"To hunker" is a verb Minnesotans have become far too familiar with this winter. Those who are weary of hunkering down during the current bitter blast will be heartened by news that they should be able to venture outdoors without wearing three layers of winter gear by midweek.
But in the meantime, KSTP reports that a wind chill advisory remains in effect for much of the state. The extreme temperatures mean frostbite is an issue for exposed skin. Overnight Monday, temperatures will drop to a low of minus 13, and an even colder wind chill of minus 25.
The station says that Minnesotans will have to contend with these dangerous subzero temperatures through midday Tuesday, when the extremes begin to ease. The mercury should push into the low teens by Tuesday afternoon and all the way up to 30 on Wednesday before falling back into the teens for the remainder of the week.

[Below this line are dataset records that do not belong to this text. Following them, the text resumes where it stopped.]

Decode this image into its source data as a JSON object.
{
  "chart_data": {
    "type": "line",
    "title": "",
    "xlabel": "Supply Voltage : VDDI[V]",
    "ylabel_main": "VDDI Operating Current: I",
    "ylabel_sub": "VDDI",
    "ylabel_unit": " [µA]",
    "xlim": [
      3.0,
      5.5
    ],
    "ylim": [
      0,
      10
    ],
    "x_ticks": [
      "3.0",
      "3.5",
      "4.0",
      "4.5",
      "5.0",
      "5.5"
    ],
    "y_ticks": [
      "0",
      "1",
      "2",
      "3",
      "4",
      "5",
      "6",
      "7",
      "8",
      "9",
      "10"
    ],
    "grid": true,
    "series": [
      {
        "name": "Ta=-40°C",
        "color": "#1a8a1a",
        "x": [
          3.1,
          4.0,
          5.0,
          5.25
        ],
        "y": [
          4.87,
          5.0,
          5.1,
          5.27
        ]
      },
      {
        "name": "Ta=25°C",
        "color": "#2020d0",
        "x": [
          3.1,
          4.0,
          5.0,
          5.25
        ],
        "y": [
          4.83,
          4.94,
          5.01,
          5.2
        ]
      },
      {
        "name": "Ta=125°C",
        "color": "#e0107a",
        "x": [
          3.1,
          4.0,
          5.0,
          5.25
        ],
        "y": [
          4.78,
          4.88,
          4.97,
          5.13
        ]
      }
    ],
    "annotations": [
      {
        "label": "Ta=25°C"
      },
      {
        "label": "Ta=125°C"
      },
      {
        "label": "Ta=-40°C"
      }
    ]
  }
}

Warmer temperatures should continue into the upcoming weekend, but the relief comes with snowfall. The weather forecast in the Star Tribune predicts that light snow could begin Tuesday, with as many as four additional snow-bearing clippers possible though next weekend.
On his MPR Updraft blog, meteorologist Paul Huttner says that if you think you haven't had to put up with weather this punishing for a while, you are correct. "If you’re under 32 or moved to Minnesota in the past three decades, you’ve never endured a winter quite like this," he writes. The Duluth News Tribune reported that the city matched its record for most consecutive days with the daily low temperature below zero. The record is 22 days in a row, previously set in 1936 and 1963.
Writing in the Star Tribune, meteorologist Todd Nelson calls the current cold "lung-burning." He notes that the average temperature in both December and January ran more than 7 degrees below average. That trend has continued so far in February, with readings nearly 14 degrees below the average.
Cheer up. Nelson writes that warmer weather is possible in the second part of February, according to extended weather models.